Unfortunately, we still do not know. We hear the owls hunting at dawn and dusk. They have been spotted on the docks, in the trees and on The ISLAND.
We cannot determine if there are one or two owlets. I’m not sure the term ‘owlet’ is appropriate anymore. Juvenile may be a more accurate term at this stage of development.
Over the past several weeks, no one has seen two juveniles at the same time. Only one. It is full grown but still has enough fluffy baby feathers to see it is a youngster. The ‘horn’ feathers are more defined now.
Last year about this same time, we had two juvenile Great Horned Owls appear in our trees along the marsh. We called them ‘The Twins’. A neighbor took this photo:
The Twins were very entertaining all summer last year. They were almost always together, side by side. The parents continued to bring them prey, sometimes live prey, until October when they started hunting on their own.
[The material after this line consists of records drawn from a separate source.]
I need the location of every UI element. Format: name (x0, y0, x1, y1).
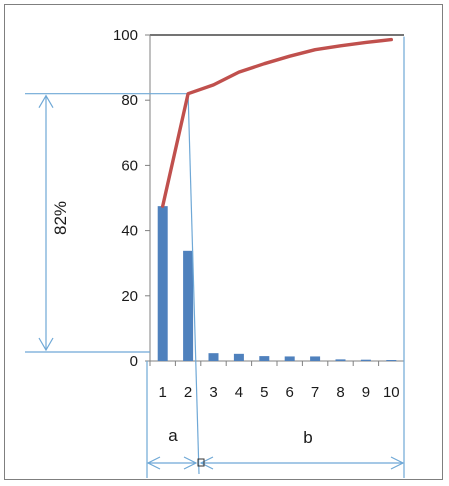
y-tick-label: 100 (113, 27, 138, 44)
region-b-right-arrow (390, 456, 405, 470)
up-arrowhead (38, 94, 54, 108)
y-tick-label: 60 (121, 157, 138, 174)
x-tick-label: 2 (184, 384, 192, 401)
x-tick-label: 5 (260, 384, 268, 401)
y-tick-labels: 0 20 40 60 80 100 (113, 27, 138, 370)
x-tick-label: 3 (209, 384, 217, 401)
x-tick-label: 6 (286, 384, 294, 401)
bar (233, 353, 244, 361)
cumulative-line (160, 37, 393, 208)
down-arrowhead (38, 337, 54, 352)
bar (335, 359, 346, 361)
x-tick-label: 9 (362, 384, 370, 401)
x-tick-label: 1 (159, 384, 167, 401)
bar (183, 250, 194, 361)
bar (360, 359, 371, 361)
bar (157, 206, 168, 361)
split-marker (197, 458, 205, 467)
x-tick-labels: 1 2 3 4 5 6 7 8 9 10 (159, 384, 400, 401)
percent-label: 82% (51, 201, 70, 235)
y-tick-label: 0 (130, 353, 138, 370)
cumulative-line-path (160, 37, 393, 208)
y-tick-label: 40 (121, 223, 138, 240)
region-a-right-arrow (183, 456, 198, 470)
y-tick-label: 80 (121, 92, 138, 109)
x-tick-label: 10 (383, 384, 400, 401)
x-tick-label: 7 (311, 384, 319, 401)
region-a-left-arrow (146, 456, 161, 470)
bar (386, 360, 397, 361)
split-separator (187, 93, 200, 475)
region-b-left-arrow (199, 456, 214, 470)
region-a-label: a (168, 426, 178, 445)
bars (157, 206, 397, 361)
bar (208, 353, 219, 361)
bar (259, 356, 270, 361)
bar (284, 356, 295, 361)
x-tick-label: 8 (336, 384, 344, 401)
bar (310, 356, 321, 361)
chart-frame (4, 4, 443, 480)
region-b-label: b (303, 428, 312, 447)
annotations (25, 36, 405, 478)
y-tick-label: 20 (121, 288, 138, 305)
x-tick-label: 4 (235, 384, 243, 401)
We never knew where they had nested and none of our neighbors had spotted them prior to their appearance in the Live Oaks along the marsh in our garden and adjacent properties. The Center for Birds of Prey folks told us that it was most probable that the parents are the same. Great Horned owls mate for life and stay in the same territory if it provides an ample food source.
As the juveniles learn to hunt on their own, and as the nesting season approaches in late fall, the juveniles leave to find mates and establish their own territories. We have wondered how they do that – OwlDating.com or OwlCupid.com?
Last year all four owls used our boat t-top as a dining table which shredded the canvas. We tried just about everything to thwart them. It is a long story in itself. I need to gather those photos for another post. In the meantime we will keep watching and listening: One owlet? Or two?